Standard precautions (SPs) are designed to limit bloodborne pathogen exposures among health care workers (HCWs) and health care–associated infections. SP adherence is globally suboptimal; however, reasons are underexplored. This study aim was to explore the relationships among safety climate factors and SP adherence by HCWs in hospitals using newly developed survey and observational tools.

Methods:

Cross-sectional data from 11 units in 5 hospitals were collected between March and September 2015. A patient safety and standard precaution survey was administered to nurses and pooled with data from observations of HCW-patient interactions using defined SP indications. Descriptive statistics of distributions, frequencies, and Pearson correlation coefficients were calculated to determine the unit-level relationships among dimensions of the patient safety climate and unit percentages of SP adherence (P < .05).

Results:

There were 540 HCW-patient encounters with 1,713 SP indications and 140 surveys collected.
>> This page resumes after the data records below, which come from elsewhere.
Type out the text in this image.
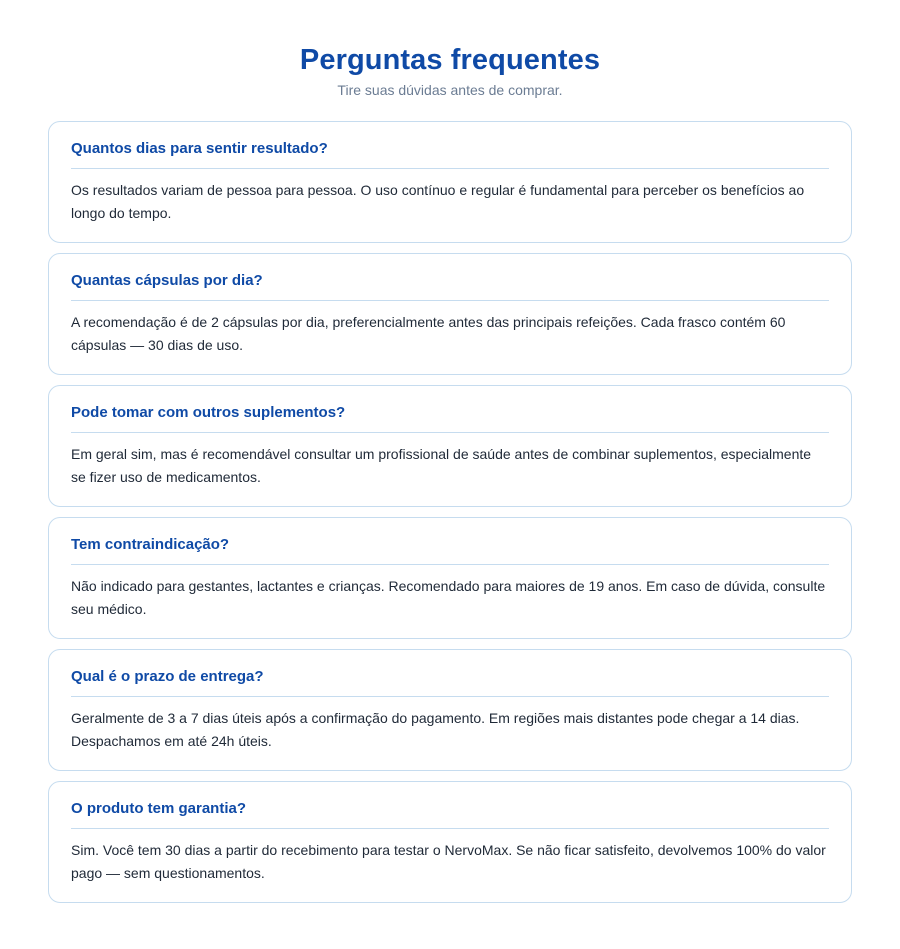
Perguntas frequentes

Tire suas dúvidas antes de comprar.

Quantos dias para sentir resultado?

Os resultados variam de pessoa para pessoa. O uso contínuo e regular é fundamental para perceber os benefícios ao longo do tempo.

Quantas cápsulas por dia?

A recomendação é de 2 cápsulas por dia, preferencialmente antes das principais refeições. Cada frasco contém 60 cápsulas — 30 dias de uso.

Pode tomar com outros suplementos?

Em geral sim, mas é recomendável consultar um profissional de saúde antes de combinar suplementos, especialmente se fizer uso de medicamentos.

Tem contraindicação?

Não indicado para gestantes, lactantes e crianças. Recomendado para maiores de 19 anos. Em caso de dúvida, consulte seu médico.

Qual é o prazo de entrega?

Geralmente de 3 a 7 dias úteis após a confirmação do pagamento. Em regiões mais distantes pode chegar a 14 dias. Despachamos em até 24h úteis.

O produto tem garantia?

Sim. Você tem 30 dias a partir do recebimento para testar o NervoMax. Se não ficar satisfeito, devolvemos 100% do valor pago — sem questionamentos.
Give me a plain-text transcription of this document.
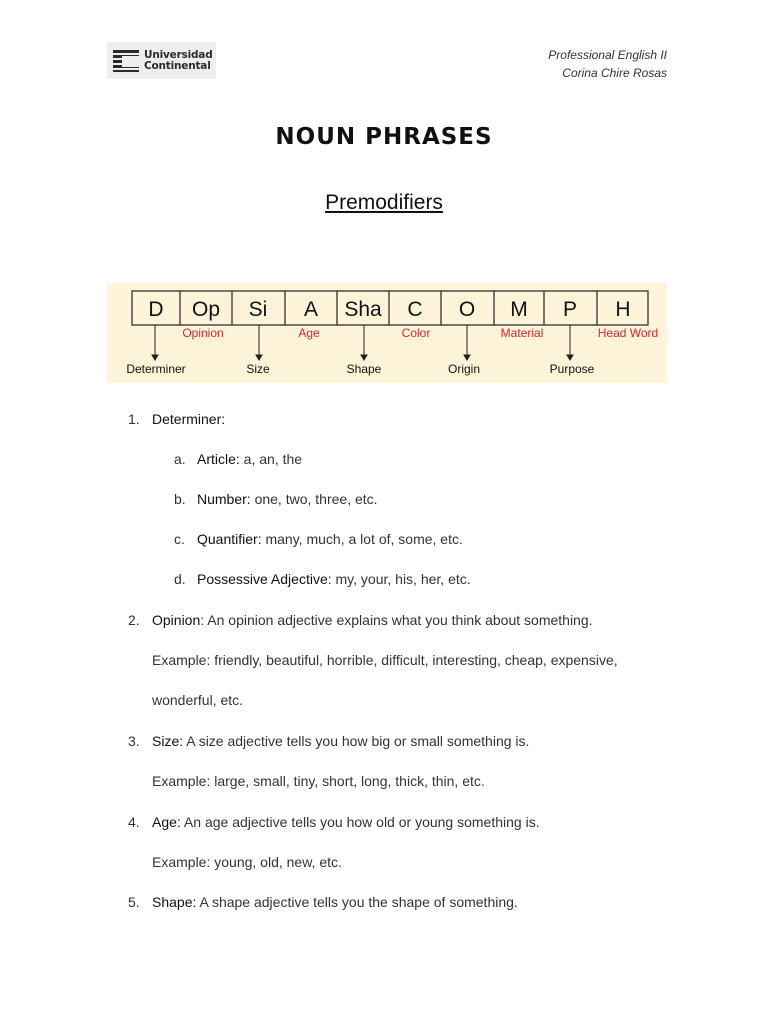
Universidad
Continental
Professional English II
Corina Chire Rosas
NOUN PHRASES
Premodifiers
D Op Si A Sha C O M P H
Opinion	Age	Color	Material	Head Word
Determiner	Size	Shape	Origin	Purpose
1. Determiner:
a. Article: a, an, the
b. Number: one, two, three, etc.
c. Quantifier: many, much, a lot of, some, etc.
d. Possessive Adjective: my, your, his, her, etc.
2. Opinion: An opinion adjective explains what you think about something.
Example: friendly, beautiful, horrible, difficult, interesting, cheap, expensive,
wonderful, etc.
3. Size: A size adjective tells you how big or small something is.
Example: large, small, tiny, short, long, thick, thin, etc.
4. Age: An age adjective tells you how old or young something is.
Example: young, old, new, etc.
5. Shape: A shape adjective tells you the shape of something.
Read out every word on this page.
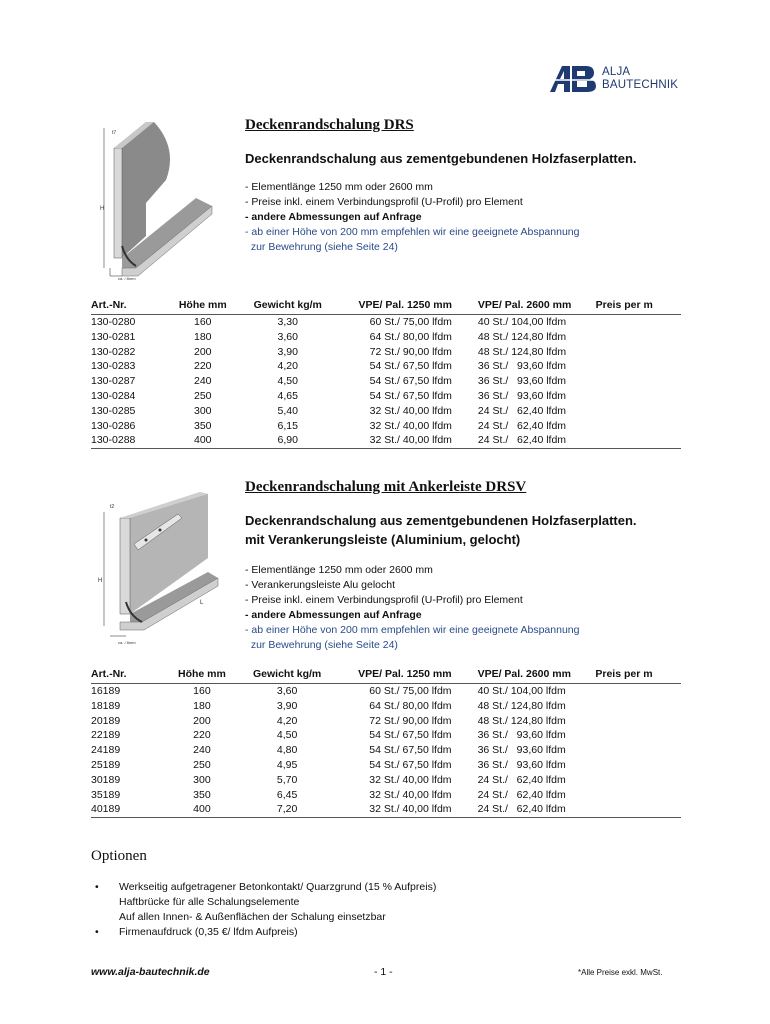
ALJA
BAUTECHNIK
t7
H
ca. / 8mm
Deckenrandschalung DRS
Deckenrandschalung aus zementgebundenen Holzfaserplatten.
- Elementlänge 1250 mm oder 2600 mm
- Preise inkl. einem Verbindungsprofil (U-Profil) pro Element
- andere Abmessungen auf Anfrage
- ab einer Höhe von 200 mm empfehlen wir eine geeignete Abspannung
zur Bewehrung (siehe Seite 24)
Art.-Nr.	Höhe mm	Gewicht kg/m	VPE/ Pal. 1250 mm	VPE/ Pal. 2600 mm	Preis per m
130-0280	160	3,30	60 St./ 75,00 lfdm	40 St./ 104,00 lfdm	
130-0281	180	3,60	64 St./ 80,00 lfdm	48 St./ 124,80 lfdm	
130-0282	200	3,90	72 St./ 90,00 lfdm	48 St./ 124,80 lfdm	
130-0283	220	4,20	54 St./ 67,50 lfdm	36 St./   93,60 lfdm	
130-0287	240	4,50	54 St./ 67,50 lfdm	36 St./   93,60 lfdm	
130-0284	250	4,65	54 St./ 67,50 lfdm	36 St./   93,60 lfdm	
130-0285	300	5,40	32 St./ 40,00 lfdm	24 St./   62,40 lfdm	
130-0286	350	6,15	32 St./ 40,00 lfdm	24 St./   62,40 lfdm	
130-0288	400	6,90	32 St./ 40,00 lfdm	24 St./   62,40 lfdm	
t2
H
L
ca. / 8mm
Deckenrandschalung mit Ankerleiste DRSV
Deckenrandschalung aus zementgebundenen Holzfaserplatten.
mit Verankerungsleiste (Aluminium, gelocht)
- Elementlänge 1250 mm oder 2600 mm
- Verankerungsleiste Alu gelocht
- Preise inkl. einem Verbindungsprofil (U-Profil) pro Element
- andere Abmessungen auf Anfrage
- ab einer Höhe von 200 mm empfehlen wir eine geeignete Abspannung
zur Bewehrung (siehe Seite 24)
Art.-Nr.	Höhe mm	Gewicht kg/m	VPE/ Pal. 1250 mm	VPE/ Pal. 2600 mm	Preis per m
16189	160	3,60	60 St./ 75,00 lfdm	40 St./ 104,00 lfdm	
18189	180	3,90	64 St./ 80,00 lfdm	48 St./ 124,80 lfdm	
20189	200	4,20	72 St./ 90,00 lfdm	48 St./ 124,80 lfdm	
22189	220	4,50	54 St./ 67,50 lfdm	36 St./   93,60 lfdm	
24189	240	4,80	54 St./ 67,50 lfdm	36 St./   93,60 lfdm	
25189	250	4,95	54 St./ 67,50 lfdm	36 St./   93,60 lfdm	
30189	300	5,70	32 St./ 40,00 lfdm	24 St./   62,40 lfdm	
35189	350	6,45	32 St./ 40,00 lfdm	24 St./   62,40 lfdm	
40189	400	7,20	32 St./ 40,00 lfdm	24 St./   62,40 lfdm	
Optionen
• Werkseitig aufgetragener Betonkontakt/ Quarzgrund (15 % Aufpreis)
Haftbrücke für alle Schalungselemente
Auf allen Innen- & Außenflächen der Schalung einsetzbar
• Firmenaufdruck (0,35 €/ lfdm Aufpreis)
www.alja-bautechnik.de	- 1 -	*Alle Preise exkl. MwSt.
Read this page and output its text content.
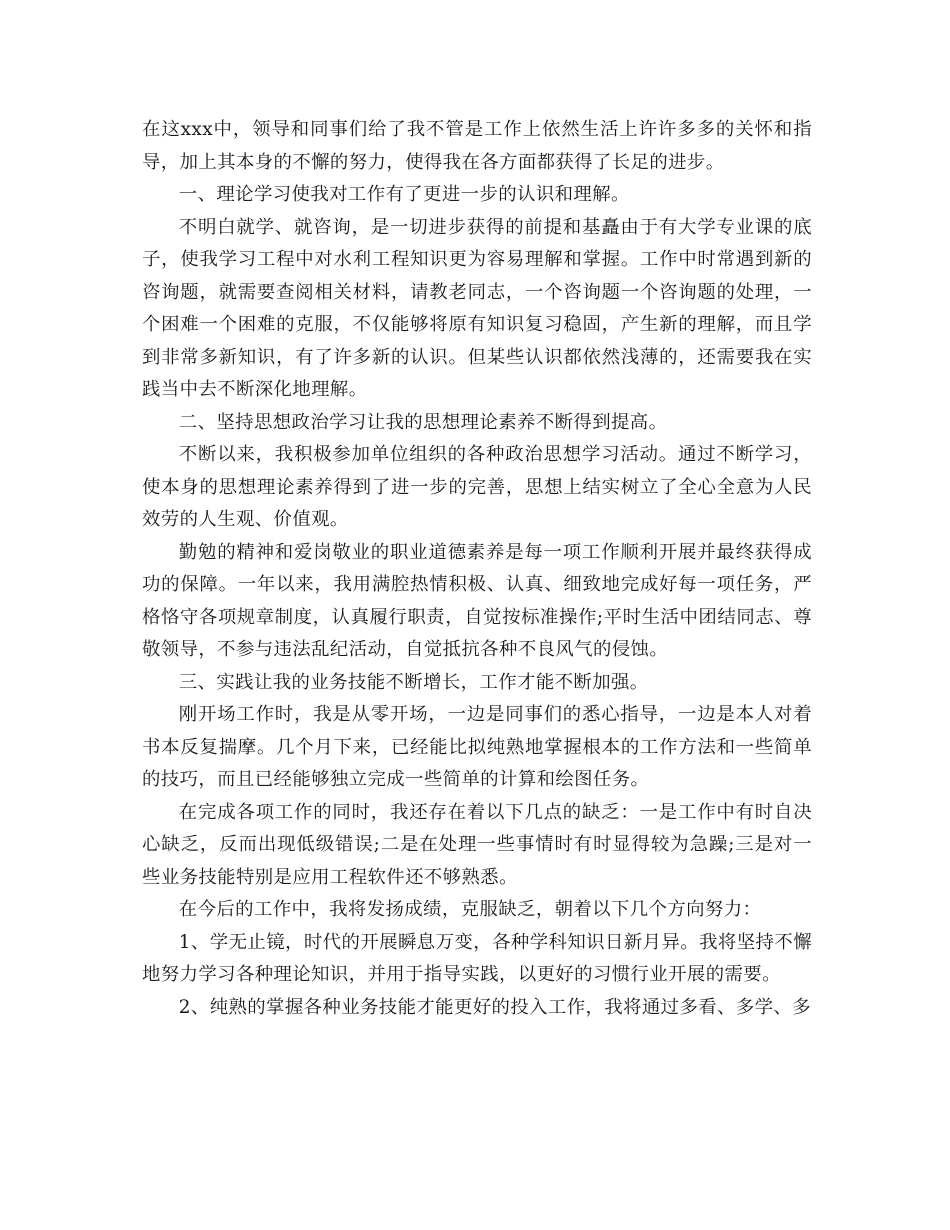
在这xxx中，领导和同事们给了我不管是工作上依然生活上许许多多的关怀和指导，加上其本身的不懈的努力，使得我在各方面都获得了长足的进步。

一、理论学习使我对工作有了更进一步的认识和理解。

不明白就学、就咨询，是一切进步获得的前提和基矗由于有大学专业课的底子，使我学习工程中对水利工程知识更为容易理解和掌握。工作中时常遇到新的咨询题，就需要查阅相关材料，请教老同志，一个咨询题一个咨询题的处理，一个困难一个困难的克服，不仅能够将原有知识复习稳固，产生新的理解，而且学到非常多新知识，有了许多新的认识。但某些认识都依然浅薄的，还需要我在实践当中去不断深化地理解。

二、坚持思想政治学习让我的思想理论素养不断得到提高。

不断以来，我积极参加单位组织的各种政治思想学习活动。通过不断学习，使本身的思想理论素养得到了进一步的完善，思想上结实树立了全心全意为人民效劳的人生观、价值观。

勤勉的精神和爱岗敬业的职业道德素养是每一项工作顺利开展并最终获得成功的保障。一年以来，我用满腔热情积极、认真、细致地完成好每一项任务，严格恪守各项规章制度，认真履行职责，自觉按标准操作;平时生活中团结同志、尊敬领导，不参与违法乱纪活动，自觉抵抗各种不良风气的侵蚀。

三、实践让我的业务技能不断增长，工作才能不断加强。

刚开场工作时，我是从零开场，一边是同事们的悉心指导，一边是本人对着书本反复揣摩。几个月下来，已经能比拟纯熟地掌握根本的工作方法和一些简单的技巧，而且已经能够独立完成一些简单的计算和绘图任务。

在完成各项工作的同时，我还存在着以下几点的缺乏：一是工作中有时自决心缺乏，反而出现低级错误;二是在处理一些事情时有时显得较为急躁;三是对一些业务技能特别是应用工程软件还不够熟悉。

在今后的工作中，我将发扬成绩，克服缺乏，朝着以下几个方向努力：

1、学无止镜，时代的开展瞬息万变，各种学科知识日新月异。我将坚持不懈地努力学习各种理论知识，并用于指导实践，以更好的习惯行业开展的需要。

2、纯熟的掌握各种业务技能才能更好的投入工作，我将通过多看、多学、多
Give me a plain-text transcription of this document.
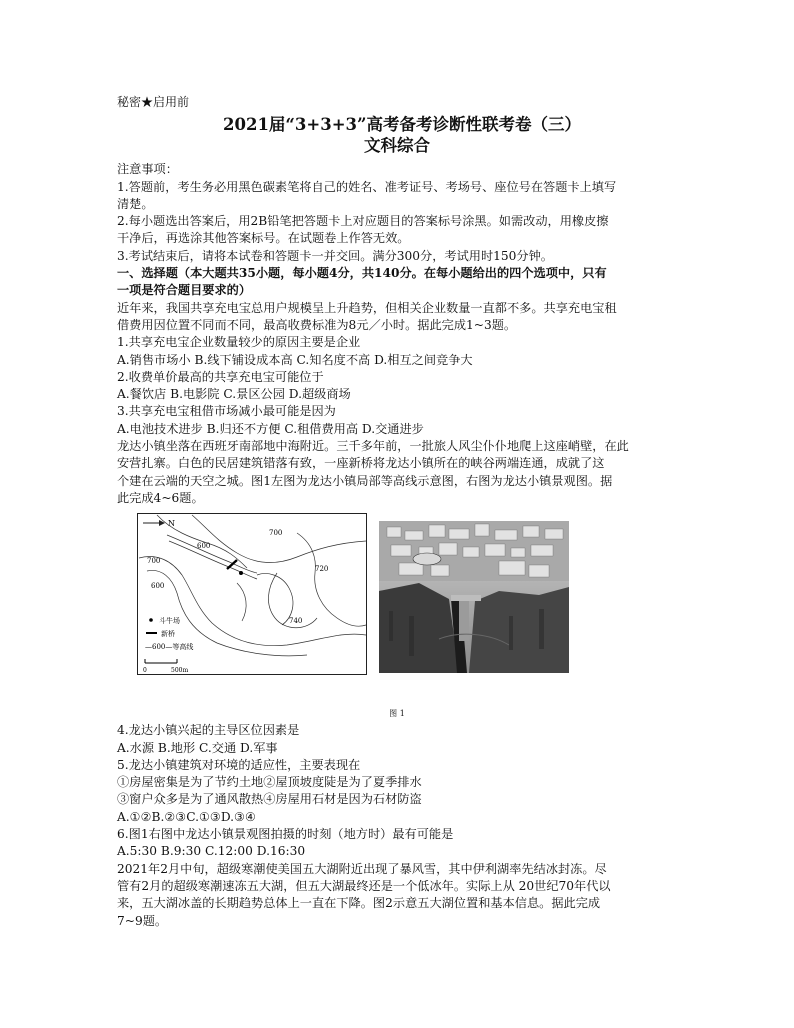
秘密★启用前
2021届“3+3+3”高考备考诊断性联考卷（三）
文科综合
注意事项：
1.答题前，考生务必用黑色碳素笔将自己的姓名、准考证号、考场号、座位号在答题卡上填写
清楚。
2.每小题选出答案后，用2B铅笔把答题卡上对应题目的答案标号涂黑。如需改动，用橡皮擦
干净后，再选涂其他答案标号。在试题卷上作答无效。
3.考试结束后，请将本试卷和答题卡一并交回。满分300分，考试用时150分钟。
一、选择题（本大题共35小题，每小题4分，共140分。在每小题给出的四个选项中，只有
一项是符合题目要求的）
近年来，我国共享充电宝总用户规模呈上升趋势，但相关企业数量一直都不多。共享充电宝租
借费用因位置不同而不同，最高收费标准为8元／小时。据此完成1~3题。
1.共享充电宝企业数量较少的原因主要是企业
A.销售市场小 B.线下铺设成本高 C.知名度不高 D.相互之间竞争大
2.收费单价最高的共享充电宝可能位于
A.餐饮店 B.电影院 C.景区公园 D.超级商场
3.共享充电宝租借市场减小最可能是因为
A.电池技术进步 B.归还不方便 C.租借费用高 D.交通进步
龙达小镇坐落在西班牙南部地中海附近。三千多年前，一批旅人风尘仆仆地爬上这座峭壁，在此
安营扎寨。白色的民居建筑错落有致，一座新桥将龙达小镇所在的峡谷两端连通，成就了这
个建在云端的天空之城。图1左图为龙达小镇局部等高线示意图，右图为龙达小镇景观图。据
此完成4~6题。
N
600
700
700
600
720
740
斗牛场
新桥
—600—等高线
0	500m
图 1
4.龙达小镇兴起的主导区位因素是
A.水源 B.地形 C.交通 D.军事
5.龙达小镇建筑对环境的适应性，主要表现在
①房屋密集是为了节约土地②屋顶坡度陡是为了夏季排水
③窗户众多是为了通风散热④房屋用石材是因为石材防盗
A.①②B.②③C.①③D.③④
6.图1右图中龙达小镇景观图拍摄的时刻（地方时）最有可能是
A.5:30 B.9:30 C.12:00 D.16:30
2021年2月中旬，超级寒潮使美国五大湖附近出现了暴风雪，其中伊利湖率先结冰封冻。尽
管有2月的超级寒潮速冻五大湖，但五大湖最终还是一个低冰年。实际上从 20世纪70年代以
来，五大湖冰盖的长期趋势总体上一直在下降。图2示意五大湖位置和基本信息。据此完成
7~9题。
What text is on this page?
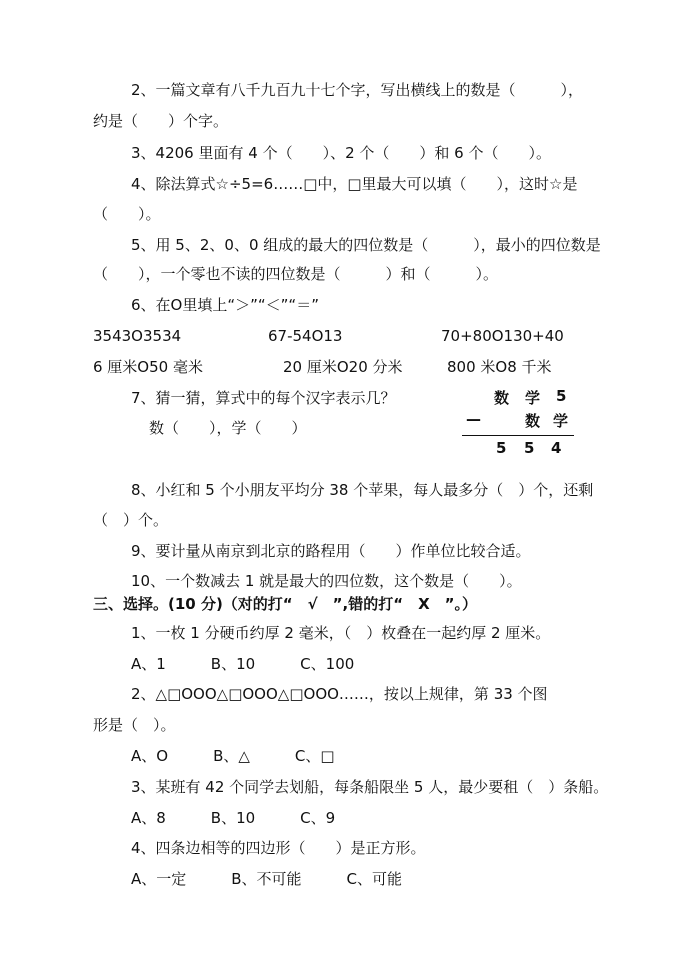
2、一篇文章有八千九百九十七个字，写出横线上的数是（　　　），
约是（　　）个字。
3、4206 里面有 4 个（　　）、2 个（　　）和 6 个（　　）。
4、除法算式☆÷5=6……□中，□里最大可以填（　　），这时☆是
（　　）。
5、用 5、2、0、0 组成的最大的四位数是（　　　），最小的四位数是
（　　），一个零也不读的四位数是（　　　）和（　　　）。
6、在O里填上“＞”“＜”“＝”
3543O3534	67-54O13	70+80O130+40
6 厘米O50 毫米	20 厘米O20 分米	800 米O8 千米
7、猜一猜，算式中的每个汉字表示几？
数（　　），学（　　）
数 学 5
—	数 学
5 5 4
8、小红和 5 个小朋友平均分 38 个苹果，每人最多分（　）个，还剩
（　）个。
9、要计量从南京到北京的路程用（　　）作单位比较合适。
10、一个数减去 1 就是最大的四位数，这个数是（　　）。
三、选择。(10 分)（对的打“　√　”,错的打“　X　”。）
1、一枚 1 分硬币约厚 2 毫米，（　）枚叠在一起约厚 2 厘米。
A、1　　　B、10　　　C、100
2、△□OOO△□OOO△□OOO……，按以上规律，第 33 个图
形是（　）。
A、O　　　B、△　　　C、□
3、某班有 42 个同学去划船，每条船限坐 5 人，最少要租（　）条船。
A、8　　　B、10　　　C、9
4、四条边相等的四边形（　　）是正方形。
A、一定　　　B、不可能　　　C、可能
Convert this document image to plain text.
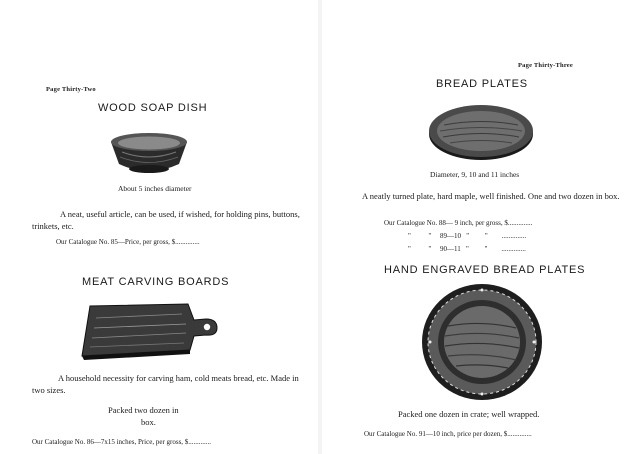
Page Thirty-Two
WOOD SOAP DISH
About 5 inches diameter
A neat, useful article, can be used, if wished, for holding pins, buttons, trinkets, etc.
Our Catalogue No. 85—Price, per gross, $..............
MEAT CARVING BOARDS
A household necessity for carving ham, cold meats bread, etc. Made in two sizes.
Packed two dozen in
box.
Our Catalogue No. 86—7x15 inches, Price, per gross, $.............
Page Thirty-Three
BREAD PLATES
Diameter, 9, 10 and 11 inches
A neatly turned plate, hard maple, well finished. One and two dozen in box.
Our Catalogue No. 88— 9 inch, per gross, $..............
"          "     89—10   "         "        ..............
"          "     90—11   "         "        ..............
HAND ENGRAVED BREAD PLATES
Packed one dozen in crate; well wrapped.
Our Catalogue No. 91—10 inch, price per dozen, $..............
Although most nurses (94%) reported always or often adhering to SPs and generally reported positive scores on unit safety climate, observed SP adherence was 62% (unit range, 31%-80%). Only 30% of nurses rated staffing positively, and this was inversely related to observed SP adherence.

Conclusions:

Adherence to the full complement of observed SP behaviors by HCWs of all types was suboptimal. The relationship between safety climate, particularly staffing, and adherence to SPs warrants further testing.